Sembilan bulan aku menjadi penjaga toko di panti tempat aku tinggal. Toko kecil yang semrawut, tanpa manajemen yang jelas. Selama 9 bulan aku mati-matian menghidupkan toko yang nyaris mati. Sendirian. Jam kerjaku lumayan padat. Aku menunggu toko dari jam 6 pagi sampai jam 10 malam. Terasa berat memang. Tapi itulah syarat yang diajukan Bapak Budi Pardjiman, pendiri panti asuhan Sinar melati jika aku benar-benar ingin dikuliahkan.

Awal bulan April 2009 aku mengikuti tes masuk UIN Sunan Kalijaga.

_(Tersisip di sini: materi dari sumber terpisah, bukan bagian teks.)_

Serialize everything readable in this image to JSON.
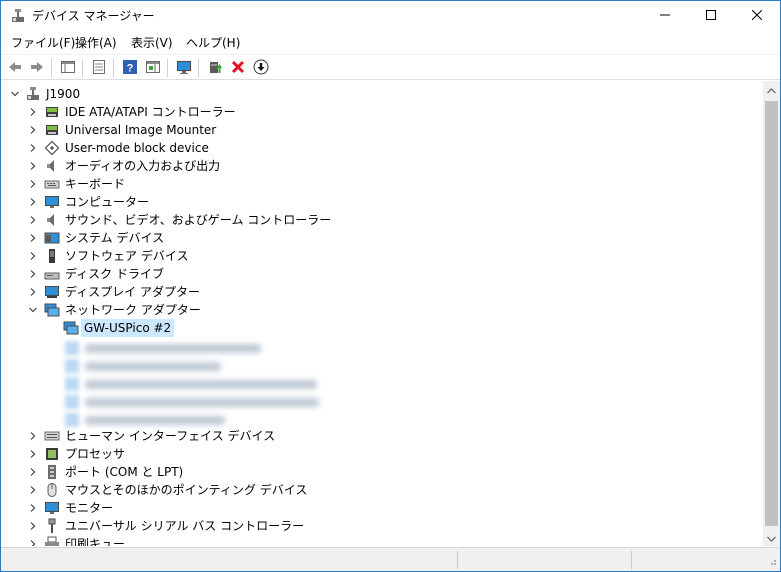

Aku ingin jadi guru matematika. Kupilih jurusan yang sesuai dengan minatku. Semangatku begitu membara. Kukerjakan soal dengan teliti. Tapi ternyata aku tak diterima. UIN Sunan Kalijaga mendepakku sebagai salah satu calon mahasiswanya. Tepatnya tanggal 9 Mei 2009, saat pengumuman tes tertulis yang kuikuti, tangisku tak henti membasahi baju atasan putih kebanggaanku. Bagaimana tidak? Saat itu mimpiku seperti semakin lari menjauh.

Rasa kecewaku terus membayang hingga aku takut mengikuti tes masuk perguruan tinggi yang lain. Lalu datanglah tawaran kuliah untukku dari salah satu mahasiswa STMIK Amikom Yogyakarta yang juga tinggal di salah satu cabang Sinar Melati. Katanya di sana 100% biaya ditanggung pihak Amikom. Aku tertarik. Biaya 100% free adalah alasan paling pokok kenapa akhirnya aku memilih STMIK Amikom Yogyakarta.

Segala yang berkaitan dengan pendaftaran hingga tes masuk, berjalan dengan lancar. Sempat ada pemberitahuan bahwa Amikom tidak lagi memberikan free biaya kuliah. Tapi setelah Bapak Budi Pardjiman sanggup membiayai kuliahku di kampus ungu, aku merasa begitu lega. Jadilah aku seorang mahasiswi, tepatnya pada bulan Oktober 2009. Dan inilah aku sekarang. Mahasiswi jurusan Teknik Informatika STMIK Amikom Yogyakarta semester 3. Mimpiku untuk kuliah, kini telah jadi nyata. Mimpiku berikutnya adalah jadi sarjana. Secepatnya! Lebih cepat dari kayuhan sepedaku, yang setiap hari menemani perjalanan mimpiku. Awalnya naik sepeda adalah hal yang berat bagiku. Setiap hari panas terik matahari selalu menjadi musuh utamaku. Tapi kini, semua terasa begitu ringan. Di kampus Amikom, aku bertemu dengan para pejuang sejati. Anak-anak UKI Jashtis yang senantiasa mendukung langkahku. Selain kuliah kini aku juga mengajar les privat. Meski dengan gaji yang sangat kecil, tapi aku sangat bahagia. Aku bahagia di Sinar Melati, aku bangga ada di STMIK Amikom Yogyakarta. Kini aku tengah mengejar mimpiku menjadi sarjana. Setiap kegagalan yang pernah kualami, segalanya memiliki hikmah yang begitu indah. Ya Robb, begitu indah rencana yang engkau tuliskan untuk kehidupanku. Setiap kesempatan yang kumiliki, takkan pernah tega kukhianati. Saatnya kini kukayuh sepedaku lagi. Dengan ikhlas dan penuh semangat. Sepedaku…bawa aku meraih mimpiku!